Carney in action
The Bank of England has cut UK interest rates from 0.5% to 0.25%. This is the first cut since 2009.
The interest rates, now at a record low, have been bundled with measures to stimulate the economy including buying £60bn of UK government bonds and £10bn of corporate bonds.
The bank also reduced its growth prediction for 2017 from the 2.3% it was expecting in May to 0.8%.
The news comes after the Monetary Policy Committee (MPC) voted to hold interest rates last month.
“Economic data since the referendum have weakened sharply. There is a real need for more stimulus now,” says Samuel Tombs, chief UK economist at Pantheon Macroeconomics.
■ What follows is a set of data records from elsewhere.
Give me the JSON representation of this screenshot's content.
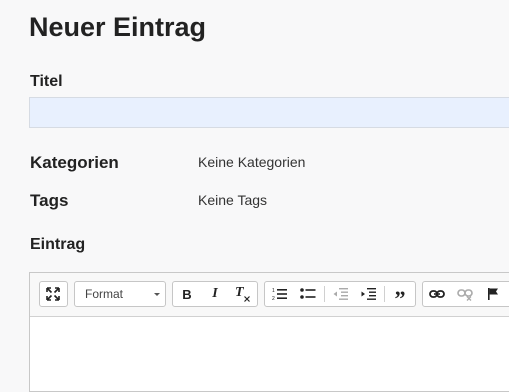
{
  "page": {
    "title": "Neuer Eintrag"
  },
  "form": {
    "title_label": "Titel",
    "title_value": "",
    "categories_label": "Kategorien",
    "categories_value": "Keine Kategorien",
    "tags_label": "Tags",
    "tags_value": "Keine Tags",
    "entry_label": "Eintrag"
  },
  "toolbar": {
    "format_label": "Format",
    "bold_label": "B",
    "italic_label": "I",
    "remove_format_label": "T",
    "blockquote_label": "”"
  }
}
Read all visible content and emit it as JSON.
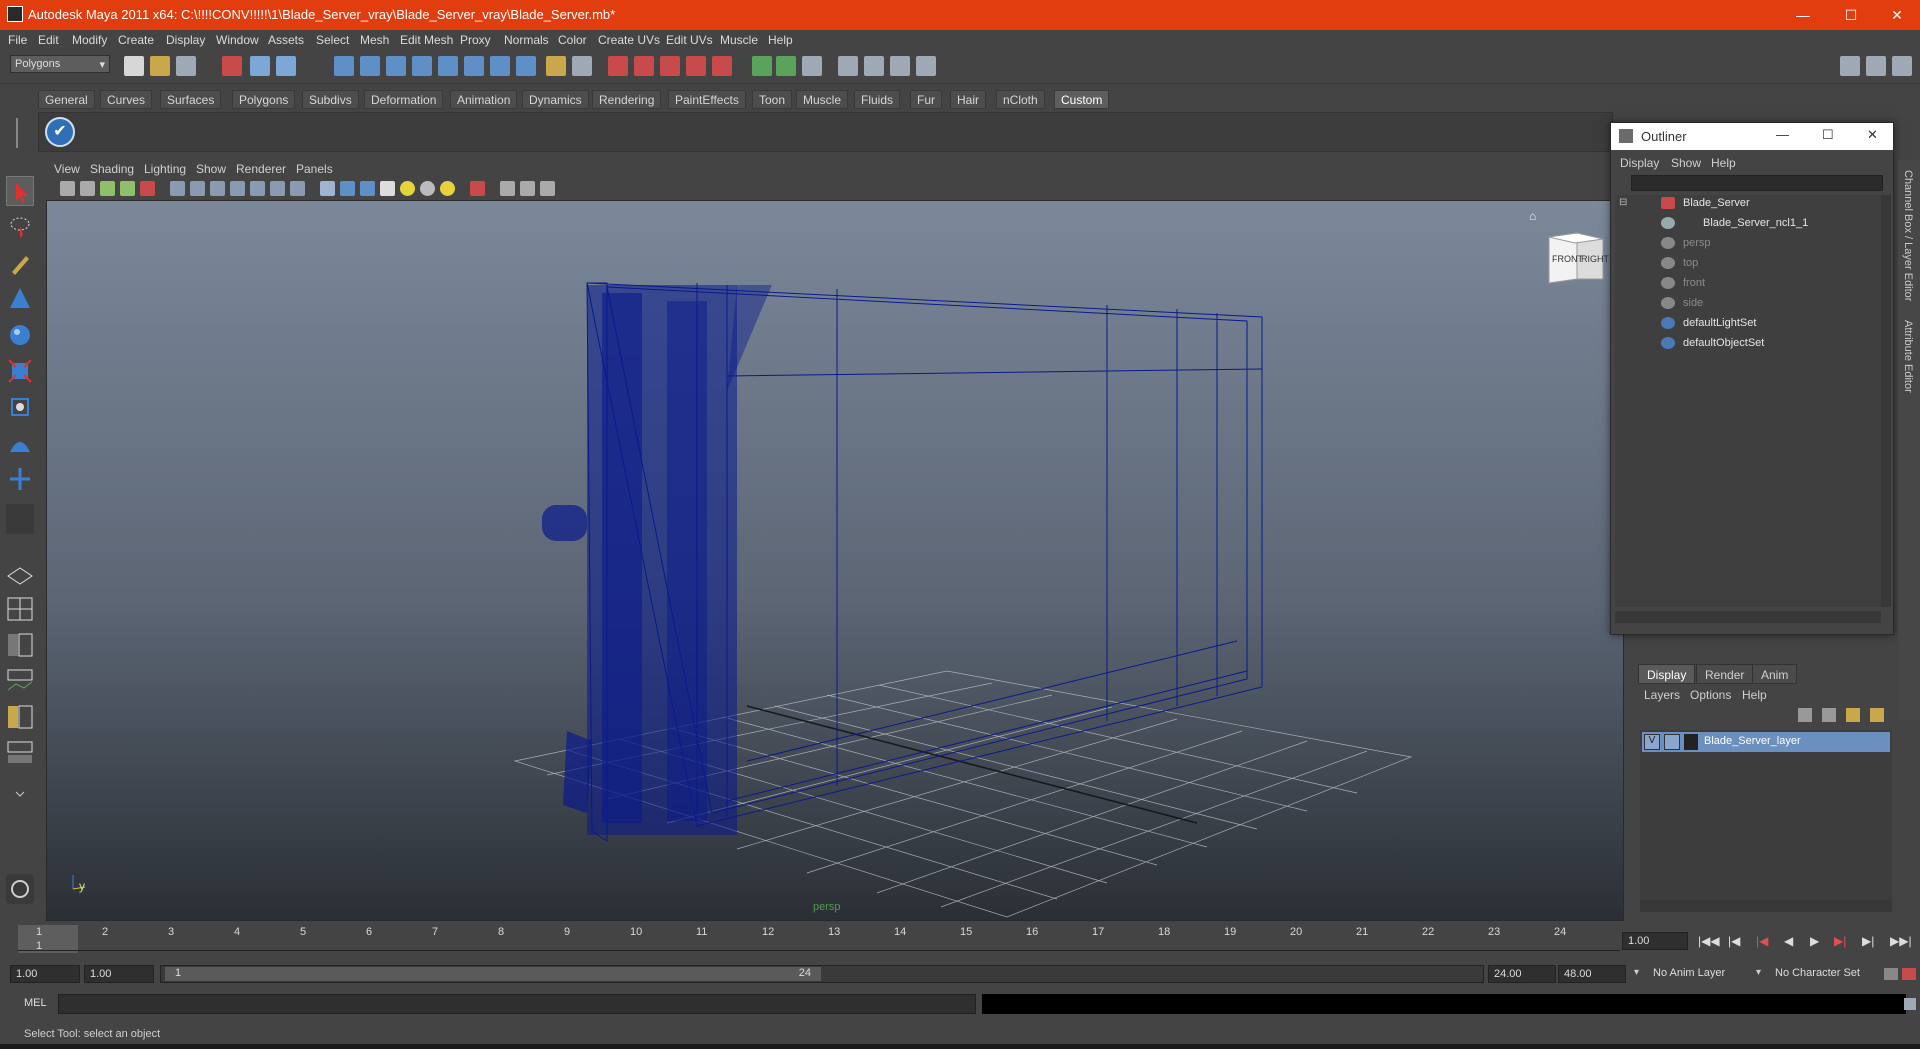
{
  "window": {
    "title": "Autodesk Maya 2011 x64: C:\\!!!!CONV!!!!!\\1\\Blade_Server_vray\\Blade_Server_vray\\Blade_Server.mb*",
    "minimize": "—",
    "maximize": "☐",
    "close": "✕"
  },
  "menubar": [
    "File",
    "Edit",
    "Modify",
    "Create",
    "Display",
    "Window",
    "Assets",
    "Select",
    "Mesh",
    "Edit Mesh",
    "Proxy",
    "Normals",
    "Color",
    "Create UVs",
    "Edit UVs",
    "Muscle",
    "Help"
  ],
  "statusline": {
    "mode": "Polygons"
  },
  "shelf_tabs": [
    "General",
    "Curves",
    "Surfaces",
    "Polygons",
    "Subdivs",
    "Deformation",
    "Animation",
    "Dynamics",
    "Rendering",
    "PaintEffects",
    "Toon",
    "Muscle",
    "Fluids",
    "Fur",
    "Hair",
    "nCloth",
    "Custom"
  ],
  "shelf_active": "Custom",
  "panel_menus": [
    "View",
    "Shading",
    "Lighting",
    "Show",
    "Renderer",
    "Panels"
  ],
  "viewport": {
    "camera": "persp",
    "viewcube_front": "FRONT",
    "viewcube_right": "RIGHT",
    "axis_label": "y"
  },
  "outliner": {
    "title": "Outliner",
    "menus": [
      "Display",
      "Show",
      "Help"
    ],
    "items": [
      {
        "label": "Blade_Server",
        "dim": false,
        "icon": "mesh-icon"
      },
      {
        "label": "Blade_Server_ncl1_1",
        "dim": false,
        "icon": "ncloth-icon"
      },
      {
        "label": "persp",
        "dim": true,
        "icon": "camera-icon"
      },
      {
        "label": "top",
        "dim": true,
        "icon": "camera-icon"
      },
      {
        "label": "front",
        "dim": true,
        "icon": "camera-icon"
      },
      {
        "label": "side",
        "dim": true,
        "icon": "camera-icon"
      },
      {
        "label": "defaultLightSet",
        "dim": false,
        "icon": "set-icon"
      },
      {
        "label": "defaultObjectSet",
        "dim": false,
        "icon": "set-icon"
      }
    ]
  },
  "right_strip": {
    "channel_box": "Channel Box / Layer Editor",
    "attribute_editor": "Attribute Editor"
  },
  "layer_editor": {
    "tabs": [
      "Display",
      "Render",
      "Anim"
    ],
    "active_tab": "Display",
    "menus": [
      "Layers",
      "Options",
      "Help"
    ],
    "layer": {
      "visibility": "V",
      "name": "Blade_Server_layer"
    }
  },
  "timeslider": {
    "ticks": [
      "1",
      "2",
      "3",
      "4",
      "5",
      "6",
      "7",
      "8",
      "9",
      "10",
      "11",
      "12",
      "13",
      "14",
      "15",
      "16",
      "17",
      "18",
      "19",
      "20",
      "21",
      "22",
      "23",
      "24"
    ],
    "current_frame": "1",
    "current_time_field": "1.00"
  },
  "range": {
    "start": "1.00",
    "playback_start": "1.00",
    "range_start_label": "1",
    "range_end_label": "24",
    "playback_end": "24.00",
    "end": "48.00",
    "anim_layer": "No Anim Layer",
    "character_set": "No Character Set"
  },
  "cmdline": {
    "label": "MEL"
  },
  "helpline": {
    "text": "Select Tool: select an object"
  },
  "colors": {
    "title_bar": "#e13d0e",
    "wireframe": "#0a1a8c",
    "layer_selected": "#6b8fbf"
  }
}
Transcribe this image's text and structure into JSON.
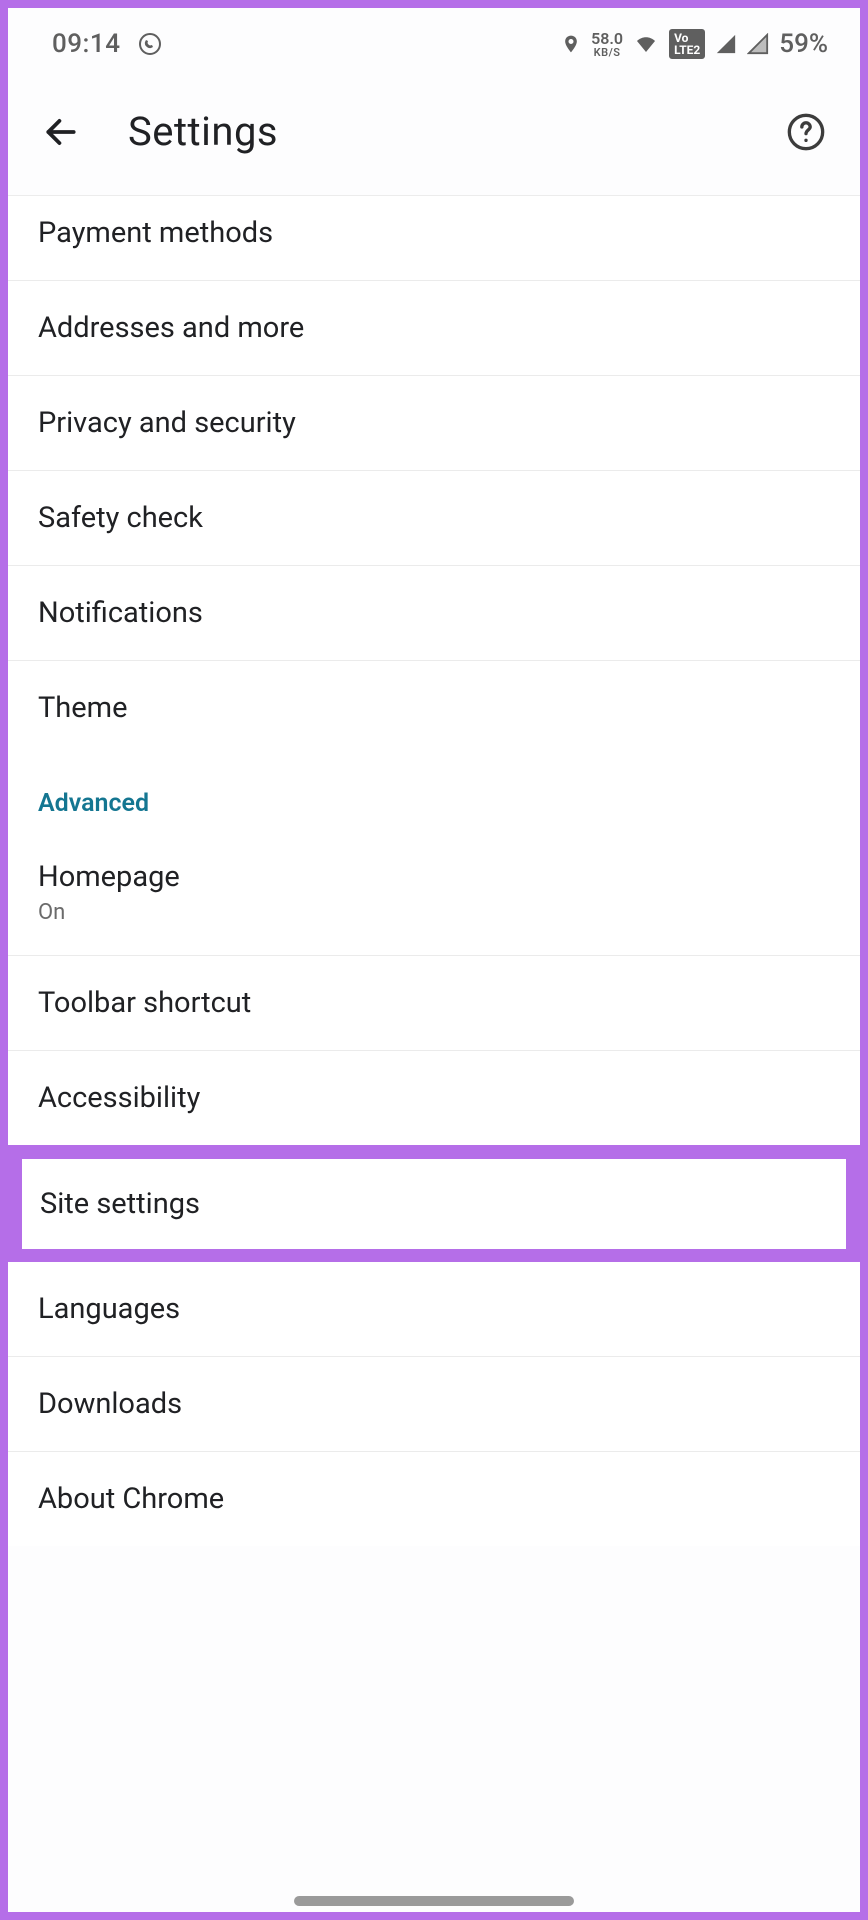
{
  "status": {
    "time": "09:14",
    "data_rate_top": "58.0",
    "data_rate_bottom": "KB/S",
    "volte": "VoLTE2",
    "battery": "59%"
  },
  "header": {
    "title": "Settings"
  },
  "items": [
    {
      "label": "Payment methods"
    },
    {
      "label": "Addresses and more"
    },
    {
      "label": "Privacy and security"
    },
    {
      "label": "Safety check"
    },
    {
      "label": "Notifications"
    },
    {
      "label": "Theme"
    }
  ],
  "section": {
    "title": "Advanced"
  },
  "advanced": [
    {
      "label": "Homepage",
      "sub": "On"
    },
    {
      "label": "Toolbar shortcut"
    },
    {
      "label": "Accessibility"
    },
    {
      "label": "Site settings",
      "highlight": true
    },
    {
      "label": "Languages"
    },
    {
      "label": "Downloads"
    },
    {
      "label": "About Chrome"
    }
  ]
}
David Blanchflower, a former MPC member and now professor of economics at Dartmouth College in the US, says the Bank must, at the very least, cut rates: “If the data turns around, the Bank can reverse the cut.
“If they don’t act and it turns out they should have, then the situation is much worse.”
Britain’s economy is shrinking at its fastest rate since the 2008-09 financial crisis, according to latest data.
Data experts Markit said the full version of its monthly Purchasing Managers’ Index (PMI) on Wednesday showed a sharp hit to business activity from Brexit, just as a one-off preliminary PMI did two weeks ago.